Hanuman Vatika, or the garden belonging to Lord Hanuman, is situated in Civil Township, Rourkela. The garden houses one of the world's tallest statue of Hanuman. Apol

==Location==
It is situated adjacent to Rourkela General Hospital, beside the Rourkela ring road in Civil township, Rourkela-4 approximately at a distance of 6 km from Rourkela railway station, towards south west direction.

==Attractions==
The garden was renovated and inaugurated by the then Chief Minister, late Biju Patnaik of Odisha. The height of the statue is 23 m. Every year on 23 February it celebrates its foundation day. Other temples inside the premises are 12 Jyotirlingas, Batta Mangala Devi, Sarala Devi Temple, Jagannath Temple, Lakshmi, and Santoshi Mata Temple. One Kalyan Mandap is built to accommodate public gatherings and functions. The Hanuman statue was built by Sri Lakshman Swami of Hyderabad. The newly established Sai Baba temple has become the favorite of the devotees, the idol of which is very similar to the idol of the one situated in Shirdi Sai Baba.

== History ==
Hanuman Vatika named after one of the highest statue of Hanuman. Inaugurated in the year 1994 by the then Chief Minister of Orissa, Biju Patnaik. Here a statue of Hanuman is constructed with the height of 23 m.
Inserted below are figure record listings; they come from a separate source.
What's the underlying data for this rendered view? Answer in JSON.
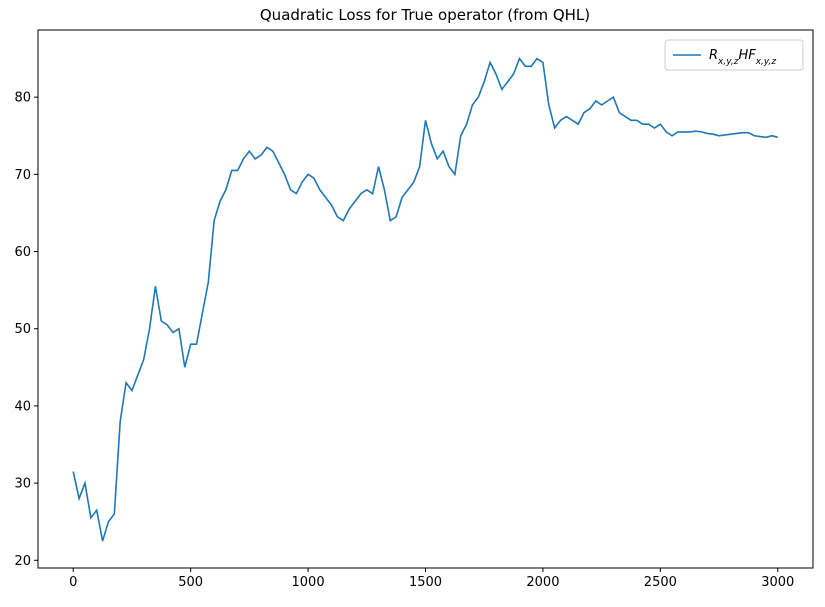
{
  "chart_data": {
    "type": "line",
    "title": "Quadratic Loss for True operator (from QHL)",
    "x": [
      0,
      25,
      50,
      75,
      100,
      125,
      150,
      175,
      200,
      225,
      250,
      275,
      300,
      325,
      350,
      375,
      400,
      425,
      450,
      475,
      500,
      525,
      550,
      575,
      600,
      625,
      650,
      675,
      700,
      725,
      750,
      775,
      800,
      825,
      850,
      875,
      900,
      925,
      950,
      975,
      1000,
      1025,
      1050,
      1075,
      1100,
      1125,
      1150,
      1175,
      1200,
      1225,
      1250,
      1275,
      1300,
      1325,
      1350,
      1375,
      1400,
      1425,
      1450,
      1475,
      1500,
      1525,
      1550,
      1575,
      1600,
      1625,
      1650,
      1675,
      1700,
      1725,
      1750,
      1775,
      1800,
      1825,
      1850,
      1875,
      1900,
      1925,
      1950,
      1975,
      2000,
      2025,
      2050,
      2075,
      2100,
      2125,
      2150,
      2175,
      2200,
      2225,
      2250,
      2275,
      2300,
      2325,
      2350,
      2375,
      2400,
      2425,
      2450,
      2475,
      2500,
      2525,
      2550,
      2575,
      2600,
      2625,
      2650,
      2675,
      2700,
      2725,
      2750,
      2775,
      2800,
      2825,
      2850,
      2875,
      2900,
      2925,
      2950,
      2975,
      3000
    ],
    "series": [
      {
        "name": "R_{x,y,z}HF_{x,y,z}",
        "color": "#1f77b4",
        "values": [
          31.5,
          28,
          30,
          25.5,
          26.5,
          22.5,
          25,
          26,
          38,
          43,
          42,
          44,
          46,
          50,
          55.5,
          51,
          50.5,
          49.5,
          50,
          45,
          48,
          48,
          52,
          56,
          64,
          66.5,
          68,
          70.5,
          70.5,
          72,
          73,
          72,
          72.5,
          73.5,
          73,
          71.5,
          70,
          68,
          67.5,
          69,
          70,
          69.5,
          68,
          67,
          66,
          64.5,
          64,
          65.5,
          66.5,
          67.5,
          68,
          67.5,
          71,
          68,
          64,
          64.5,
          67,
          68,
          69,
          71,
          77,
          74,
          72,
          73,
          71,
          70,
          75,
          76.5,
          79,
          80,
          82,
          84.5,
          83,
          81,
          82,
          83,
          85,
          84,
          84,
          85,
          84.5,
          79,
          76,
          77,
          77.5,
          77,
          76.5,
          78,
          78.5,
          79.5,
          79,
          79.5,
          80,
          78,
          77.5,
          77,
          77,
          76.5,
          76.5,
          76,
          76.5,
          75.5,
          75,
          75.5,
          75.5,
          75.5,
          75.6,
          75.5,
          75.3,
          75.2,
          75,
          75.1,
          75.2,
          75.3,
          75.4,
          75.4,
          75,
          74.9,
          74.8,
          75,
          74.8
        ]
      }
    ],
    "xlim": [
      -150,
      3150
    ],
    "ylim": [
      19.0,
      88.7
    ],
    "xticks": [
      0,
      500,
      1000,
      1500,
      2000,
      2500,
      3000
    ],
    "yticks": [
      20,
      30,
      40,
      50,
      60,
      70,
      80
    ],
    "legend": "upper right"
  }
}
There are also a number of temples named as Bata Managla, Binayak, Vaishnodevi, Sarala, Dwadash Linga, Siva, Santoshi Maa, Maa Laxmi etc. constructed here for the devotees. Because of beauty scenario and green area, number of general visitors came to this place every day here.

Hanuman Vatika Trust Board manages this place within a sprawling campus of area surrounding of 5.2 ha. A kalyan mandap is also here for various social functions like Marriage, Bratostaba & Ekoishia etc.